There came to Francis many adventures. He was full of joy; he sang even to the birds in the woods. Many men joined him as his disciples in the way of obedience, of poverty, and of love. Men in Italy, in Spain, in Germany and in Britain caught fire from the flame of his simple love and careless courage. Never had Europe seen so clear a vision of the love of Jesus. His followers were called the Lesser Brothers (Friars Minor).
All who can should read the story of Francis' life: as for us we are here going simply to listen to what happened to him on a strange and perilous adventure.
II
About this time people all over Europe were agog with excitement about the Crusades. Four Crusades had come and gone. Richard Cœur-de-Lion was dead. But the passion for fighting against the Saracen was still in the hearts of men.
"The tomb of our Lord in Jerusalem is in the hands of the Saracen," the cry went up over all Europe. "Followers of Jesus Christ are slain by the scimitars of Islam. Let us go and wrest the Holy City from the hands of the Saracen."
There was also the danger to Europe itself. The Mohammedans ruled in Spain as well as in North Africa, in Egypt and in the Holy Land.
So rich men sold their lands to buy horses and armour and to fit themselves and their foot soldiers for the fray. Poor men came armed with pike and helmet and leather jerkin. The knights wore a blood-red cross on their white tunics. In thousands upon thousands, with John of Brienne as their Commander-in-Chief (the brother of that Walter of Brienne with whom, you remember, Francis had started for the wars as a knight), they sailed the Mediterranean to fight for the Cross in Egypt.
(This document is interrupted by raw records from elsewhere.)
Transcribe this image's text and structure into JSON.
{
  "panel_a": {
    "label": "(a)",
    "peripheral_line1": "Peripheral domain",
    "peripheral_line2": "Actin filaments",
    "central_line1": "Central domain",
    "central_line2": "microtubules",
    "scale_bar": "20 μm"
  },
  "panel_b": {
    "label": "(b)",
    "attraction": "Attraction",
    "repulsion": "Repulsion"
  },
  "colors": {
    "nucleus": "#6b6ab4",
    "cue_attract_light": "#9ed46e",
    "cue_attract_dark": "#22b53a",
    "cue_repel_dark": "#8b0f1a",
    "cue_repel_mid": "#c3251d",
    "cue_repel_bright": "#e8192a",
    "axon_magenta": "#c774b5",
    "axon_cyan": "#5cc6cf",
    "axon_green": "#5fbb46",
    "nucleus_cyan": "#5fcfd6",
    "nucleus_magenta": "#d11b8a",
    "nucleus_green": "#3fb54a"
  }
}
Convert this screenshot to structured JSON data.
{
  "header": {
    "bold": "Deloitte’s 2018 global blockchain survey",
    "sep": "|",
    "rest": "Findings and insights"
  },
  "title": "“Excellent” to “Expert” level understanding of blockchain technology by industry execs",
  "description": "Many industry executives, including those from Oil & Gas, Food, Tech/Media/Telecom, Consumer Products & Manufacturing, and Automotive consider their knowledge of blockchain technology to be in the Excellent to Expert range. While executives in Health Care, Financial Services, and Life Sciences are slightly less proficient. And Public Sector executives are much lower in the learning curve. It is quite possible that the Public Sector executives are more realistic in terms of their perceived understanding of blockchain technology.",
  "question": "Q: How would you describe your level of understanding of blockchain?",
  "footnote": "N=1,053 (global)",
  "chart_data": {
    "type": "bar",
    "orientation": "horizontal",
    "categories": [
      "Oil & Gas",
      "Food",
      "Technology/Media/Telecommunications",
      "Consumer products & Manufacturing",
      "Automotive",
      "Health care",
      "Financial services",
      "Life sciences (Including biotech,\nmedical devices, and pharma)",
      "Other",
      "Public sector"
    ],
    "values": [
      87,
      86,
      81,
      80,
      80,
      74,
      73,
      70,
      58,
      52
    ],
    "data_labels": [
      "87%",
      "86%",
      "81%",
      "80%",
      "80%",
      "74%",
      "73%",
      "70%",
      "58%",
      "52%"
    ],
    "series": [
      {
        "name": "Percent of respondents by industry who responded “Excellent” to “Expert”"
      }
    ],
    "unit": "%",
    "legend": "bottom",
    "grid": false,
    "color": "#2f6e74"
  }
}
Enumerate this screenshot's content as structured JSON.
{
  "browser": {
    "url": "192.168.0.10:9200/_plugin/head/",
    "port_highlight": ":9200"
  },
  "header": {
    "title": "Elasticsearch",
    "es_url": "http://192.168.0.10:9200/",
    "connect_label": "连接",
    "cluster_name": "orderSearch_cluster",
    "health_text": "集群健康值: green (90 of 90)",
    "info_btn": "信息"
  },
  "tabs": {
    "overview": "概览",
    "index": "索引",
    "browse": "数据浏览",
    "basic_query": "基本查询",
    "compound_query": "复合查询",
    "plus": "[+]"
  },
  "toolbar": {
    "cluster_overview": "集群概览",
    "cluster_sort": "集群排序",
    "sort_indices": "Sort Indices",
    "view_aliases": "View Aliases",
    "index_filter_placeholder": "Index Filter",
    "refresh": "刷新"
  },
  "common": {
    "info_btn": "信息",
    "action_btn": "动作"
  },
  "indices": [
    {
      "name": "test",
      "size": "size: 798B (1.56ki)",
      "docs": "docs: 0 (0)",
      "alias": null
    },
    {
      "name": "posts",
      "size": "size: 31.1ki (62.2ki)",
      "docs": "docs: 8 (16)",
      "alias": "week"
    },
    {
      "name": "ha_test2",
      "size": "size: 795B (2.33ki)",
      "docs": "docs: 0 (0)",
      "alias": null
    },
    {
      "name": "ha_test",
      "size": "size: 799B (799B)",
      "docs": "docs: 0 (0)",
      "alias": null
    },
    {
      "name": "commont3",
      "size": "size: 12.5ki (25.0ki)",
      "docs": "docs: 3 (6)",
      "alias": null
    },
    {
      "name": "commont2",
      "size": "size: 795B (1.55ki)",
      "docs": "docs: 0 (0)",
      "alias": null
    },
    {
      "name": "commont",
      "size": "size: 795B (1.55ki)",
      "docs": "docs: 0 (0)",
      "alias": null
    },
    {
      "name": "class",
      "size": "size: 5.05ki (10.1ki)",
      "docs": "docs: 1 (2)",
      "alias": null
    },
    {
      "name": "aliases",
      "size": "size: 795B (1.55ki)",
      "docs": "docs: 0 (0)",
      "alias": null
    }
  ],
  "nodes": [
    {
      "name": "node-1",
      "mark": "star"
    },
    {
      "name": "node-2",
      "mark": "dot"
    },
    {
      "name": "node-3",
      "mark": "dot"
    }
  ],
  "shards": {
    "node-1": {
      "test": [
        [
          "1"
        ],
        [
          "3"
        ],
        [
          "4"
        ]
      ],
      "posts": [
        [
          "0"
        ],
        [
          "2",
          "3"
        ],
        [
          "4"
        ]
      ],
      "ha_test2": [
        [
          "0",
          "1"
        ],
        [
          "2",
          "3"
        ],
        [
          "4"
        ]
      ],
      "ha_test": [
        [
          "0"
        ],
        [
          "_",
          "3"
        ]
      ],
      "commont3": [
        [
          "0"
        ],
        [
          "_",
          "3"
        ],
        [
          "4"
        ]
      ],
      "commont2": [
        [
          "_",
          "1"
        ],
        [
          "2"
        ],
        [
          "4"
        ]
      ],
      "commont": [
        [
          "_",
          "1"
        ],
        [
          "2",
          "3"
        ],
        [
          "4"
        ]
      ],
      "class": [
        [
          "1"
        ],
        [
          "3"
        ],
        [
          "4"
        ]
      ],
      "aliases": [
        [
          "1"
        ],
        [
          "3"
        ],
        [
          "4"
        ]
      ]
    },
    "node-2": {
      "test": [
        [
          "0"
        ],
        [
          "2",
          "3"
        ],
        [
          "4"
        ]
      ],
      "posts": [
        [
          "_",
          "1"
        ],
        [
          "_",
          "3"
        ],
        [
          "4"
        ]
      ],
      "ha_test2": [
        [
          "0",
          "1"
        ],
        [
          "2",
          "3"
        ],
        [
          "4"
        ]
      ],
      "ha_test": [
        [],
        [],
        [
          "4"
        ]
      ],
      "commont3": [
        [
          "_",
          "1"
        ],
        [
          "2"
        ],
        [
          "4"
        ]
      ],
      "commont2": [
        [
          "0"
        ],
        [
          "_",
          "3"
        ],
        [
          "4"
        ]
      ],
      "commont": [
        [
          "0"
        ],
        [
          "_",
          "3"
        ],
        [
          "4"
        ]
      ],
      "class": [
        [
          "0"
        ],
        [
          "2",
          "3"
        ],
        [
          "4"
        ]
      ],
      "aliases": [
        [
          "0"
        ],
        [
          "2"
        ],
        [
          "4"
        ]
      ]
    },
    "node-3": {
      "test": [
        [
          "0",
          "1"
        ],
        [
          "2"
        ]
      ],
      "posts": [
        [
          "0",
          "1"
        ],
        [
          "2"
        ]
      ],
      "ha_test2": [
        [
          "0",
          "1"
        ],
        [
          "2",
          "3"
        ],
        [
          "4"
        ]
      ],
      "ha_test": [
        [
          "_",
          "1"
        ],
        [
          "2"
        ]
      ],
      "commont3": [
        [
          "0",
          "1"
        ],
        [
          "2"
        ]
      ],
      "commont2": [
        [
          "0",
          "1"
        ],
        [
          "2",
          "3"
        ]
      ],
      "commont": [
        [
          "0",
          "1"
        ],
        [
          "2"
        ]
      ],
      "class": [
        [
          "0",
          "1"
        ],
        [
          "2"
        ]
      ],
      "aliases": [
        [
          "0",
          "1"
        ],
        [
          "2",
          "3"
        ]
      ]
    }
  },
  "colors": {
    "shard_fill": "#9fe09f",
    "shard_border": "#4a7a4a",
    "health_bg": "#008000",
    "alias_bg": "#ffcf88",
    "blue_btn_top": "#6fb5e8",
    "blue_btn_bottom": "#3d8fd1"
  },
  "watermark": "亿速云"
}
They attacked Egypt because the Sultan there ruled over Jerusalem and they hoped by defeating him to free Jerusalem at the same time.
As Francis saw the knights going off to the Crusades in shining armour with the trappings of their horses all a-glitter and a-jingle, and as he thought of the lands where the people worshipped—not the God and Father of our Lord Jesus Christ—but the "Sultan in the Sky," the Allah of Mahomet, his spirit caught fire within him.
Francis had been a soldier and a knight only a few years before. He could not but feel the stir of the Holy War in his veins,—the tingle of the desire to be in it. He heard the stories of the daring of the Crusaders; he heard of a great victory over the Saracens.